David Meulemans : Un Réve de John Ball  est un roman historique, qui montre un narrateur du 19ème siècle qui s’endort pour se réveiller en 1381, pendant un événement historique qui a bien eu lieu: la révolte paysanne menée par John Ball et qui a été vue par certains marxistes comme une révolution avortée. Pour Morris, c’est l’occasion de livrer une fable sur l’évolution de la condition ouvrière britannique - une fable ambivalente dans la mesure où s’il concède que la situation des pauvres n’était guère enviable au treizième siècle, leur situation n’est pas meilleure en 1881, quand les révolutions industrielles les réduisent à une forme de nouvel esclavagisme. Morris était communiste, mais d’un communisme libertaire, qui va se retrouve pris en tenaille, à la fin du 19ème siècle, entre un communisme marxiste, et les courants anarchistes britanniques. Il aura une grande influence sur les étudiants des années 1900 et 1910, qui iront rejoindre l’aile réformiste de la gauche. En ce sens, son gauchisme est parfois un peu abstrait, naïf, et idéaliste - matinée d’un fort attachement à l’autonomie des individus. Dans cette perspective, il est proche des idées qu’Oscar WIlde expose dans un petit essai de la même époque: L’âme humaine et le socialisme.
 
Actusf : Les romans et nouvelles de William Morris sont-ils toujours "actuels" ?
David Meulemans : Bien sûr! Je vois même en eux une source d’inspiration pour des auteurs contemporains - car le but des Forges n’est pas de verser dans la nostalgie ou le patrimoine, mais d’alterner les oeuvres contemporaines et les oeuvres classiques. Et le rôle des classiques, pour nous, est très clair: montrer que des pistes sont possibles car, tout simplement, elles ont déjà été empruntées avec succès. La piste Morris, c’est: on peut être un grand conteur, un grand écrivain, savoir raconter une histoire, avoir une imagination plastique - et avoir quelque chose à dire sur le monde.
 
Actusf : Sa vie d'éditeur vous inspire-t-elle en tant qu'éditeur ? 

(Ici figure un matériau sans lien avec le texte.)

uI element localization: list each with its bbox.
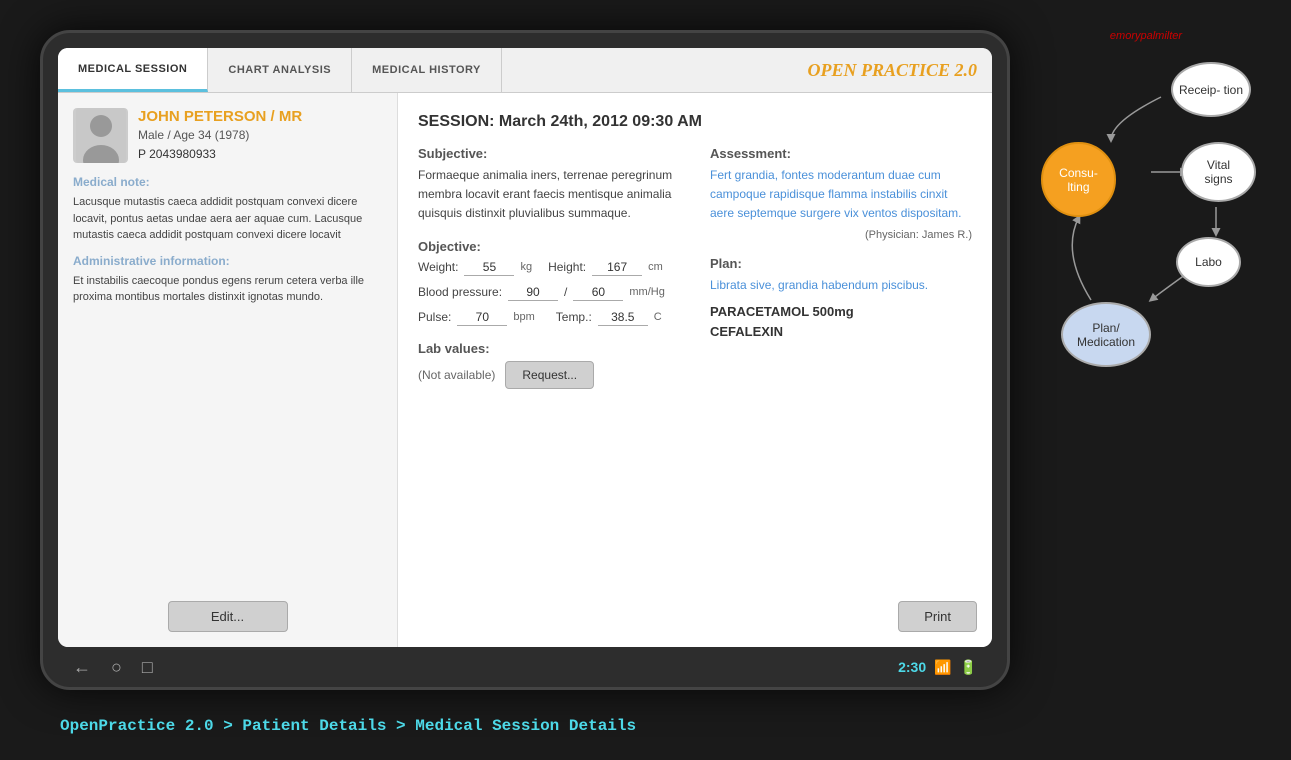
subjective-label: Subjective: <box>418 146 680 161</box>
wifi-icon: 📶 <box>934 659 951 676</box>
app-header: MEDICAL SESSION CHART ANALYSIS MEDICAL H… <box>58 48 992 93</box>
weight-row: Weight: kg Height: cm <box>418 259 680 276</box>
subjective-text: Formaeque animalia iners, terrenae pereg… <box>418 166 680 224</box>
recent-icon[interactable]: □ <box>142 657 153 678</box>
height-input[interactable] <box>592 259 642 276</box>
left-column: Subjective: Formaeque animalia iners, te… <box>418 146 680 389</box>
left-panel: JOHN PETERSON / MR Male / Age 34 (1978) … <box>58 93 398 647</box>
workflow-title: emorypalmilter <box>1031 30 1261 42</box>
tab-medical-history[interactable]: MEDICAL HISTORY <box>352 48 502 92</box>
admin-info-text: Et instabilis caecoque pondus egens reru… <box>73 273 382 306</box>
weight-label: Weight: <box>418 260 458 274</box>
lab-section: Lab values: (Not available) Request... <box>418 341 680 389</box>
temp-input[interactable] <box>598 309 648 326</box>
bp-systolic-input[interactable] <box>508 284 558 301</box>
lab-row: (Not available) Request... <box>418 361 680 389</box>
node-labo[interactable]: Labo <box>1176 237 1241 287</box>
tab-bar: MEDICAL SESSION CHART ANALYSIS MEDICAL H… <box>58 48 502 92</box>
lab-label: Lab values: <box>418 341 680 356</box>
node-reception[interactable]: Receip- tion <box>1171 62 1251 117</box>
medication1: PARACETAMOL 500mg <box>710 304 972 319</box>
node-vitalsigns[interactable]: Vitalsigns <box>1181 142 1256 202</box>
assessment-text: Fert grandia, fontes moderantum duae cum… <box>710 166 972 224</box>
lab-not-available: (Not available) <box>418 368 495 382</box>
session-title: SESSION: March 24th, 2012 09:30 AM <box>418 113 972 131</box>
bp-unit: mm/Hg <box>629 286 664 298</box>
tablet-statusbar: ← ○ □ 2:30 📶 🔋 <box>43 647 1007 687</box>
battery-icon: 🔋 <box>960 659 977 676</box>
home-icon[interactable]: ○ <box>111 657 122 678</box>
objective-section: Objective: Weight: kg Height: cm Blood <box>418 239 680 326</box>
bp-row: Blood pressure: / mm/Hg <box>418 284 680 301</box>
pulse-temp-row: Pulse: bpm Temp.: C <box>418 309 680 326</box>
node-consulting[interactable]: Consu-lting <box>1041 142 1116 217</box>
medical-note-text: Lacusque mutastis caeca addidit postquam… <box>73 194 382 244</box>
right-column: Assessment: Fert grandia, fontes moderan… <box>710 146 972 389</box>
status-bar-right: 2:30 📶 🔋 <box>898 659 977 676</box>
height-label: Height: <box>548 260 586 274</box>
plan-label: Plan: <box>710 256 972 271</box>
weight-input[interactable] <box>464 259 514 276</box>
content-grid: Subjective: Formaeque animalia iners, te… <box>418 146 972 389</box>
print-button[interactable]: Print <box>898 601 977 632</box>
pulse-label: Pulse: <box>418 310 451 324</box>
nav-icons: ← ○ □ <box>73 657 153 678</box>
bp-label: Blood pressure: <box>418 285 502 299</box>
assessment-label: Assessment: <box>710 146 972 161</box>
patient-phone: P 2043980933 <box>138 147 302 161</box>
edit-button[interactable]: Edit... <box>168 601 288 632</box>
main-content: JOHN PETERSON / MR Male / Age 34 (1978) … <box>58 93 992 647</box>
tablet-frame: MEDICAL SESSION CHART ANALYSIS MEDICAL H… <box>40 30 1010 690</box>
medication2: CEFALEXIN <box>710 324 972 339</box>
app-logo: OPEN PRACTICE 2.0 <box>807 60 977 81</box>
admin-info-label: Administrative information: <box>73 254 382 268</box>
right-panel: SESSION: March 24th, 2012 09:30 AM Subje… <box>398 93 992 647</box>
medical-note-label: Medical note: <box>73 175 382 189</box>
patient-info: JOHN PETERSON / MR Male / Age 34 (1978) … <box>73 108 382 163</box>
avatar <box>73 108 128 163</box>
pulse-unit: bpm <box>513 311 534 323</box>
workflow-diagram: Receip- tion Consu-lting Vitalsigns Labo… <box>1031 52 1261 412</box>
plan-text: Librata sive, grandia habendum piscibus. <box>710 276 972 294</box>
request-button[interactable]: Request... <box>505 361 594 389</box>
bp-diastolic-input[interactable] <box>573 284 623 301</box>
temp-unit: C <box>654 311 662 323</box>
patient-name: JOHN PETERSON / MR <box>138 108 302 125</box>
status-time: 2:30 <box>898 659 926 675</box>
breadcrumb: OpenPractice 2.0 > Patient Details > Med… <box>60 717 636 735</box>
physician-text: (Physician: James R.) <box>710 229 972 241</box>
tab-chart-analysis[interactable]: CHART ANALYSIS <box>208 48 352 92</box>
weight-unit: kg <box>520 261 532 273</box>
height-unit: cm <box>648 261 663 273</box>
objective-label: Objective: <box>418 239 680 254</box>
temp-label: Temp.: <box>556 310 592 324</box>
patient-text-info: JOHN PETERSON / MR Male / Age 34 (1978) … <box>138 108 302 161</box>
back-icon[interactable]: ← <box>73 657 91 678</box>
tab-medical-session[interactable]: MEDICAL SESSION <box>58 48 208 92</box>
pulse-input[interactable] <box>457 309 507 326</box>
tablet-screen: MEDICAL SESSION CHART ANALYSIS MEDICAL H… <box>58 48 992 647</box>
node-plan[interactable]: Plan/Medication <box>1061 302 1151 367</box>
workflow-panel: emorypalmilter Receip- tion C <box>1031 30 1261 430</box>
patient-demographics: Male / Age 34 (1978) <box>138 128 302 142</box>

David Meulemans : Oui - même si je n’ai aucune de ses qualités… Disons que j’ai les mêmes ambitions que lui - et je travaille à acquérir les moyens de ces ambitions. La route va être très longue. Mais, comme le montrent les romans de Morris, ce qui est important, dans la quête, c’est les aventures et les rencontres. 
 
Actusf : Un petit mot sur les projets d'Aux Forges de Vulcain. Quelle est votre actualité cet automne ? Et quels sont les titres que vous allez publier ?
David Meulemans : En dehors des William Morris, nous sortons un livre de SF: Les Etoiles fixes de Brian Conn. Conn est un auteur américain qui a reçu le prix Bard pour ce roman. C’est un roman de SF complètement fou, post-apocalyptique, avec des monstres, un chat qui parle, des ours-garous, une épidémie, et plein de choses très étranges. J’ai hâte que les lecteurs s’en emparent. C’est traduit par Antoine Bargel, qui traduit aussi William Morris.
 
Actusf : Parlez-nous de DraftQuest-. De quoi s'agit-il ?
David Meulemans : Les but des Forges, c’est de faire lire un peu différemment. DraftQuest, c’est un projet complémentaire, qui a pour but de faire écrire différemment. Je pense que tout le monde devrait écrire, que l’art de la fiction devrait être pratiqué, par tous, quotidiennement. Donc, nous sortons fin octobre le site DraftQuest, qui est un outil d’aide à l’écriture. Et, parallèlement, nous sortons un cours en ligne consacré à l’écriture. Pour le trouver, il suffit de chercher “MOOC DraftQuest”. Les inscriptions sont ouvertes. Et, pendant huit semaines, nous allons accompagner les participants dans l’écriture de leur roman. Et, petite annonce exclusive: à la fin, les Forges publieront un des romans produits dans le cadre de ce cours. Inscrivez-vous!